Async message verification fails with a deserialization error
Schema drift between producer and consumer — the producer added or renamed a field the consumer’s contract does not expect. Set additionalProperties: false in the AsyncAPI schema to surface drift loudly, then make the change additive on the producer or update the consumer contract before the producer removes anything.
Frequently Asked Questions
What is the difference between consumer-driven and bi-directional contract testing?
Consumer-driven contract testing replays recorded consumer expectations against a running provider, so it needs the provider deployed and stateful. Bi-directional contract testing compares a consumer-recorded contract against the provider’s own OpenAPI spec statically, so no provider deployment is required during verification.
How does can-i-deploy decide whether a release is safe?
can-i-deploy queries the broker for every contract between the application version you want to deploy and the versions already deployed in the target environment. It returns exit code 0 only when every required pact has a successful verification result for that exact pair of versions.
Do I still need a full integration environment if I use contract testing?
No. Contract testing verifies each consumer-provider pair in isolation against recorded expectations, so you avoid the combinatorial cost of standing up every service together. You keep a thin smoke-test environment for end-to-end sanity, not for catching interface mismatches.
How do version selectors and the deployment matrix relate?

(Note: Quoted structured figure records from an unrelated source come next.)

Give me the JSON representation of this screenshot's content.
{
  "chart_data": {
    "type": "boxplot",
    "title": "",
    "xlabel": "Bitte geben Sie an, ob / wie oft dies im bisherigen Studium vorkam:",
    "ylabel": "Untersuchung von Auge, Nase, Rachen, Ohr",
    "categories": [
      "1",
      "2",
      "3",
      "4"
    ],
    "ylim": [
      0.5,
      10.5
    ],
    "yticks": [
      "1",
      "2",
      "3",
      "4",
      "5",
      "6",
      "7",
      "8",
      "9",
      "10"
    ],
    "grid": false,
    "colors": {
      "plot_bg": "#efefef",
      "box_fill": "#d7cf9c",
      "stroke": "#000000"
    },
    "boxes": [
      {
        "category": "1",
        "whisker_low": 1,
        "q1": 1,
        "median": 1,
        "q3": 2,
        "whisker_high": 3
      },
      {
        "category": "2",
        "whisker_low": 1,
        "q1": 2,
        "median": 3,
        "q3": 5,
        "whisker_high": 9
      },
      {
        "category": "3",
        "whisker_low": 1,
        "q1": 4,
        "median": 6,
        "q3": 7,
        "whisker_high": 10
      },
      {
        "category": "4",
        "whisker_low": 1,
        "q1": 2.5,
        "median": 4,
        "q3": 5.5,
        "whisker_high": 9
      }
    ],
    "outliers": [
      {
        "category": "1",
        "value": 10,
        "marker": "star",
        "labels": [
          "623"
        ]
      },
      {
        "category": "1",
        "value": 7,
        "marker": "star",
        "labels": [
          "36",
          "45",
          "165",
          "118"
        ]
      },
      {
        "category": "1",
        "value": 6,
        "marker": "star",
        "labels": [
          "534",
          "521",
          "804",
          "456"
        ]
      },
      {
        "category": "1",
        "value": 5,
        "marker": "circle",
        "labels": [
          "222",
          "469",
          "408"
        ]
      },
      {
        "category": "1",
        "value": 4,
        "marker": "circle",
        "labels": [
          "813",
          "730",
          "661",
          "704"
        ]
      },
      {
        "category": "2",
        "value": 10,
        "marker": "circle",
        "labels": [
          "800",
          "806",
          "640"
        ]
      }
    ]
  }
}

Consumer version selectors tell the provider which consumer contracts to verify (for example mainBranch and deployedOrReleased). The deployment matrix is the broker’s record of which version of each app is in each environment, and can-i-deploy reads that matrix to choose the relevant verification results.
Can contract testing cover asynchronous and event-driven services?
Yes. Message pacts validate the payload and metadata a consumer expects from a queue or topic, and the provider verifies it produces a matching message. Pair this with AsyncAPI schema validation to cover channel naming and envelope structure.
What happens when a provider needs to make a breaking change?
Verification fails for the affected consumer versions, and can-i-deploy blocks the provider release. The provider coordinates by deploying an additive change first, waiting for consumers to migrate, then removing the old field once no deployed consumer version still depends on it.